Following a five-month layoff in which it had suspended the publication of overseas arrivals to the U.S., the U.S. Department of Commerce’s National Travel and Tourism Office (NTTO) issued revised arrivals* figures for 2016 and 2017, confirming what many in the tour and travel industry knew: last year was one in which most key overseas markets recovered from a lethargic 2016 during which inbound traffic from these markets declined due to a number of factors—not the least of which was an extremely strong U.S. dollar vs. most key global currencies. (The table of the top 20 overseas source markets, showing those country markets which had record years in either 2015 or 2017 illustrates how weak 2016 was.) Some notes on the NTTO data release:
—By a small margin, 2017 produced a record number of overseas visitors (38.9 million), while overall international visitor traffic was 76.9 million, slightly off from the 77.8 million visitors who came to the U.S. in 2015. Last year would have been a record year for overall international arrivals to the U.S. were it not for a decline of more than a million annual visitors from Mexico—the country’s currency, the peso, plummeted in value against the U.S. dollar.

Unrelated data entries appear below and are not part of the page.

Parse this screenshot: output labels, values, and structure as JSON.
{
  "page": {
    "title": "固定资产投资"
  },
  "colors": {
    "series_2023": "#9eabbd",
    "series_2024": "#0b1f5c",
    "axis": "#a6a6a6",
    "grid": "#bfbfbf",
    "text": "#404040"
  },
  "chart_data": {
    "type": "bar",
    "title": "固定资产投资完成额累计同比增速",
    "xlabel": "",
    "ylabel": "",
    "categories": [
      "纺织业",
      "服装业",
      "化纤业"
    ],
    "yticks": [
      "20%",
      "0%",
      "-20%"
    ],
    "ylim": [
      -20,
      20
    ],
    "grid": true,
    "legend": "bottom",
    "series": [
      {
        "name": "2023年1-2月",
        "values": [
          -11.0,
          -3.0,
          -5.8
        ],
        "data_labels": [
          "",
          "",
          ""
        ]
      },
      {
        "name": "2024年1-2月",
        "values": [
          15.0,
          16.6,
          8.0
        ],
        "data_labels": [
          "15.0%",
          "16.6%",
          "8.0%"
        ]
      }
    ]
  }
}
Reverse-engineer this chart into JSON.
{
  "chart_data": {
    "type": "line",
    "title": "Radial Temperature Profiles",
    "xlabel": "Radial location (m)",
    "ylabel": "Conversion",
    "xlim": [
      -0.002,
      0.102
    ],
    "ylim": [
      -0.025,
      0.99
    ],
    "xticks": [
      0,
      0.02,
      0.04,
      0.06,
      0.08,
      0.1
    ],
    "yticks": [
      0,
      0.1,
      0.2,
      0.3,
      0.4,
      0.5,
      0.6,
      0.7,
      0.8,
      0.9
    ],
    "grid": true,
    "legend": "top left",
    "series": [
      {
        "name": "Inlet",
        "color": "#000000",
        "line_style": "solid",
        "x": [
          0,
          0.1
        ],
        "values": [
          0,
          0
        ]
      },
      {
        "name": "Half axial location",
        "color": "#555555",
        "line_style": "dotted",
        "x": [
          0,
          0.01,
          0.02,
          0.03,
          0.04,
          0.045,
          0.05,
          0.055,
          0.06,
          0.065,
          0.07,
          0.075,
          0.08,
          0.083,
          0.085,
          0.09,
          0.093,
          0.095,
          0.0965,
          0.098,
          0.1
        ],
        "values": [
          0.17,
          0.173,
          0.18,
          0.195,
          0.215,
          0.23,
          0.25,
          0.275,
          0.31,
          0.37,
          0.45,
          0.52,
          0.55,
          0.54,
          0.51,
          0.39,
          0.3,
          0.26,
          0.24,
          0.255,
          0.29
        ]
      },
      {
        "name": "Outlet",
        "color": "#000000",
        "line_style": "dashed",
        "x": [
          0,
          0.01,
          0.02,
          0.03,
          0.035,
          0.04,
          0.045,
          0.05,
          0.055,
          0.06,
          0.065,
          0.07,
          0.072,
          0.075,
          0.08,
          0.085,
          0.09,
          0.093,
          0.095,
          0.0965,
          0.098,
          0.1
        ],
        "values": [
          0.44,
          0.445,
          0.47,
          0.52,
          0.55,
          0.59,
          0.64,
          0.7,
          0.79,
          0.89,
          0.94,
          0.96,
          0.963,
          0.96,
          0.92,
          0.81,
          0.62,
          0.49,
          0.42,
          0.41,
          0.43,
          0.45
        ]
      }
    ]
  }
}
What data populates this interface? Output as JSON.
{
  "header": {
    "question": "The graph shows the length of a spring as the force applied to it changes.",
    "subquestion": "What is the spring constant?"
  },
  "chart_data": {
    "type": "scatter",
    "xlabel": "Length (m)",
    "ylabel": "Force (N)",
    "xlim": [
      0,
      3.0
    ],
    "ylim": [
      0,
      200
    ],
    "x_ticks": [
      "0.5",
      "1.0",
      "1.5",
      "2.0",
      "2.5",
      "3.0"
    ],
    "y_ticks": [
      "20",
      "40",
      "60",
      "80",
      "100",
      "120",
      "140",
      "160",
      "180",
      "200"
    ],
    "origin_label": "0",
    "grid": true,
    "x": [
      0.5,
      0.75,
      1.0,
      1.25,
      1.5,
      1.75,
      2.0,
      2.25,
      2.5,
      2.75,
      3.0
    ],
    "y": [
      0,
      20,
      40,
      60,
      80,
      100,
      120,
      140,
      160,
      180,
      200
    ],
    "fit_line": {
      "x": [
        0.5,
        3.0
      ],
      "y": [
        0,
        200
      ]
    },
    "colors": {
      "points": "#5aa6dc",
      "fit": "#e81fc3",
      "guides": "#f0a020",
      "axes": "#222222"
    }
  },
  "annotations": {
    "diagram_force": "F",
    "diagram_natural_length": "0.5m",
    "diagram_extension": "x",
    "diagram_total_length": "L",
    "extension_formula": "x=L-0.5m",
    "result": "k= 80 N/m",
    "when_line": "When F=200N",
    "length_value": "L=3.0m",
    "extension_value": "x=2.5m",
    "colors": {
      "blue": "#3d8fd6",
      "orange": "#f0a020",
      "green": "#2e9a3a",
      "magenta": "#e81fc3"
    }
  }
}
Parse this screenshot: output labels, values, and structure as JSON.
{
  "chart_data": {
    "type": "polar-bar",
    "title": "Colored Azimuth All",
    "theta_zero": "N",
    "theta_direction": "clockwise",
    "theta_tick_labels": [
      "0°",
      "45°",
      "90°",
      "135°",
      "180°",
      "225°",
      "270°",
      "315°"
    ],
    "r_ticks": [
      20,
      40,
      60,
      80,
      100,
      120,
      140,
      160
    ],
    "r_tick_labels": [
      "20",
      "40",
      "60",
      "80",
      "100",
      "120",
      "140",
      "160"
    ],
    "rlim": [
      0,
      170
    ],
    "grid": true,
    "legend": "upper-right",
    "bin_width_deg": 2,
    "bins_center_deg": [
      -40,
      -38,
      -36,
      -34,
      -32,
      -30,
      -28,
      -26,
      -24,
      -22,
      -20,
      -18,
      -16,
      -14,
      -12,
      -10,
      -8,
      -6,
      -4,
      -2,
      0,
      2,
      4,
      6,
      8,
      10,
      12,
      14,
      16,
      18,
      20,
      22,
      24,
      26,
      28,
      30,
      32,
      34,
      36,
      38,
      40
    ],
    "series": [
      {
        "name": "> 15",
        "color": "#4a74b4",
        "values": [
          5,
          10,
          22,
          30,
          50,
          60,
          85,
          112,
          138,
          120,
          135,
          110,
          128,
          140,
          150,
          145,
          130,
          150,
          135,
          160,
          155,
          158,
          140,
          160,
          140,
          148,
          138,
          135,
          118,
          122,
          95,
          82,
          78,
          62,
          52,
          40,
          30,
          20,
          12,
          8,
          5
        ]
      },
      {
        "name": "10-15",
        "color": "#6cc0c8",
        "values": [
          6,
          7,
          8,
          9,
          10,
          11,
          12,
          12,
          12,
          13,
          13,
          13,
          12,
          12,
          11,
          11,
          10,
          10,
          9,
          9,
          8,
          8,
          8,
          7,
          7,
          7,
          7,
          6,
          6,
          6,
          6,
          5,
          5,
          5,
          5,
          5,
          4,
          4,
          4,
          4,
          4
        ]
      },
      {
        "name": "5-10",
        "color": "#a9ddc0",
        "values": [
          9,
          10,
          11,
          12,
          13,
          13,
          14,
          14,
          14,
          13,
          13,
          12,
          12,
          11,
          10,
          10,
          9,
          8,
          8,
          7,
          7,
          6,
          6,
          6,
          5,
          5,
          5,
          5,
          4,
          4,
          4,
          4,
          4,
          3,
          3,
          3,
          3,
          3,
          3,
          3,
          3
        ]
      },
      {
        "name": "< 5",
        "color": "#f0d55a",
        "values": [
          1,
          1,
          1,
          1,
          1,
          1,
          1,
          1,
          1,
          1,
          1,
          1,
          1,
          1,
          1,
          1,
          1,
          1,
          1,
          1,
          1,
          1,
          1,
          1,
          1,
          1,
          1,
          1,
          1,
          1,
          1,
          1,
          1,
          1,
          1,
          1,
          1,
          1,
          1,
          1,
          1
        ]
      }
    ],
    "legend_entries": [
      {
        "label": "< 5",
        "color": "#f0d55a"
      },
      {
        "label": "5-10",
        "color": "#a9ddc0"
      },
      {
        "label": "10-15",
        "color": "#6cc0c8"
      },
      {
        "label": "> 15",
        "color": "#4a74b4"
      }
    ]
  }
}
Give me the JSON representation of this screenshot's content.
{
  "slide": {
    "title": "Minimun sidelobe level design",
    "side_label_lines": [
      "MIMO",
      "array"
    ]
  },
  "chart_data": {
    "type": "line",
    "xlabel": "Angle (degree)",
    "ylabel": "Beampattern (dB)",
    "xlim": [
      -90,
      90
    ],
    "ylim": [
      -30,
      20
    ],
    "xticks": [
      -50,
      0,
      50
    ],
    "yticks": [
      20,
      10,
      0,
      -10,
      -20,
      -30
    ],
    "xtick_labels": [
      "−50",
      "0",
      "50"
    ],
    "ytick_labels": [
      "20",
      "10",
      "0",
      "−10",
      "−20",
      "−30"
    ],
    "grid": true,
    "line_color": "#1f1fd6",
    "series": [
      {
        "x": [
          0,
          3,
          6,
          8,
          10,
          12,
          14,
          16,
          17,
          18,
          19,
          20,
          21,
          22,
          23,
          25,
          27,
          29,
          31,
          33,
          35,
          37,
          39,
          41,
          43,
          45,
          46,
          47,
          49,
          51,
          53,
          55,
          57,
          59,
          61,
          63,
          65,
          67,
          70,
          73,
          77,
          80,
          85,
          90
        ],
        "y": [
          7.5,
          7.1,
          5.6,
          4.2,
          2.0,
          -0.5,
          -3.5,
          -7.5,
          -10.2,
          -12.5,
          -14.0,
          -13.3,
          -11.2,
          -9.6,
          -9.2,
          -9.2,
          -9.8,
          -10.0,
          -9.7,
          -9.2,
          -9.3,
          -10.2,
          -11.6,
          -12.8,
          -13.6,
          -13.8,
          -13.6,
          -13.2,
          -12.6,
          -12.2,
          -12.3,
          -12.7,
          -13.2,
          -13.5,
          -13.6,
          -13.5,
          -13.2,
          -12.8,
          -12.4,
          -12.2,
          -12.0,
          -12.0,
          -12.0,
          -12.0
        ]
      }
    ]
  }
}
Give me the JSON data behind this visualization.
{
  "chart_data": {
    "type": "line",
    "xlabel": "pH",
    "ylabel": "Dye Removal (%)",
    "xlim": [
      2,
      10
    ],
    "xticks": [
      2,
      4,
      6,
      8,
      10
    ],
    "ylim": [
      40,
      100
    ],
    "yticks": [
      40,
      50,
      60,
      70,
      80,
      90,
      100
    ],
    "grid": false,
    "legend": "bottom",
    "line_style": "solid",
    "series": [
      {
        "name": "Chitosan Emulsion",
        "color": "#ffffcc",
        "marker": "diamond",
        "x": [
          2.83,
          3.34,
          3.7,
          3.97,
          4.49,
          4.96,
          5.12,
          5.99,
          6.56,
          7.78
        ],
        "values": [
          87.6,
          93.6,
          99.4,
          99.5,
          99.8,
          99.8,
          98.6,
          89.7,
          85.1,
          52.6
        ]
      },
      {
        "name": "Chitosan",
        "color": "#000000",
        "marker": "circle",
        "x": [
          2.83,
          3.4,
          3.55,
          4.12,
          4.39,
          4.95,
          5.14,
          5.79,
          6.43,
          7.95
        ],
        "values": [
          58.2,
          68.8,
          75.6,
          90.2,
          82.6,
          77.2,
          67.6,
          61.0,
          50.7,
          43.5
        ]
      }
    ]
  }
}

—Brazil staged a strong recovery last year as the nation’s economy—after mired in a record recession for two years—began to expand in the first quarter of 2017 and continued to do so for the rest of the year and into 2018. The three-year period of 2015-2107 has made CVC, already the largest travel company in Brazil, an even stronger presence, as it acquired a half-dozen smaller operators during the same time frame.
—Arrivals from South Korea to the United States increased by nearly a third from 2015 to 2017, propelling it to the Number 4 position among the Top 20 overseas source markets for inbound tourism to the United States.